4618800Poems — In the GraveyardSarah Piatt
IN THE GRAVEYARD.
The sweetness dropped from the cherry-blooms
Over the sleep that is never stirred,
And the twilight drooped on her purple plumes,
And fluttered and moaned, like a dying bird,
Till I hid my face in the scented glooms.

The grasses were damp where the thorns had grown;
The bats flew close to the mouldering staves;
Some wild, white buds, with a windy moan,
Fell with their faces against the graves,
And the moss-veils hung on the broken stone.

Out of the dim and dusky sky
A golden blossoming broke ere long,
And glittered and fell on the spring-woods nigh,
Where a dove was hushing her sleepy song;
And we were together, the dead and I.

"The heart above, with its breaking strings,
Wails dissonant music, stormy or slow;
But ah! what a beautiful stillness clings,
Sweet Death," I said "to the hearts below,
That are touched with the calm of your pallid wings.

"But is memory still where the vanished go?"
Then I thought of a tender dream of the past,
That faded and fell in a passionate woe,
Like a lotus-flower in a poisoned blast;
And I stared in the shadow and said, "You know.

"Come out of your silence once more, and seem
The thing that I loved in the years afar,
While the wild-bird flutters and sings in its dream,
And the yellow bloom of the evening star
Drops, as of old, in the whispering stream."

You came, and I saw the tremulous breeze
Blow the loose brown hair about your head;
You came, through a murmur of melodies;
You came, for love can awaken the dead;
You came, and stood by the cherry-trees.

You came, and your white hand was not cold,
And your quiet eyes they were not dim;
And we watched the moon-rise dripping with gold,
While the waters chanted a vesper hymn,
And your lip was flushed with the tales it told.
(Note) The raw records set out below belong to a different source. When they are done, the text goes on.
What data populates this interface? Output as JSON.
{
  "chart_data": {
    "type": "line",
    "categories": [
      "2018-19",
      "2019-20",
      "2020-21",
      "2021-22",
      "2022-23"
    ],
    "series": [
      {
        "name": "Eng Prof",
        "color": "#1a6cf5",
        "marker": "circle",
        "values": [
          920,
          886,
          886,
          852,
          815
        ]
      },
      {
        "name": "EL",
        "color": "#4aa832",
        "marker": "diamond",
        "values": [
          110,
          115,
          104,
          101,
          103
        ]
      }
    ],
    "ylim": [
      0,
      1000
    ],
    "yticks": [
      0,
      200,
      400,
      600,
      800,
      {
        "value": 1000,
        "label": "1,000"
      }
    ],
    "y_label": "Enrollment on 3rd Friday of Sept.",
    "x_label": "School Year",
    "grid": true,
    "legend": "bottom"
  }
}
I could see the wings of the sun's pet-birds,
I could hear the delicate sigh of the shells,
And the giant cry of the seas in your words;
Yet others had heard but the distant bells,
And seen but the glimmer of rocks and herds.

I whispered like one that is not awake:
"Does sorrow die with our dying breath?
Did it drop from your life like a wounded snake,
When the dust of your beauty was touched with death
Oh, tell me,—oh, tell me, for love's sweet sake.

"Say, is memory still where the vanished go?
Say, Presence out of the spicy zones—
Let your sweet lips whisper the secret low,
While I wait by the mosses and broken stones:
Ah, you hide in your silence, and yet you know."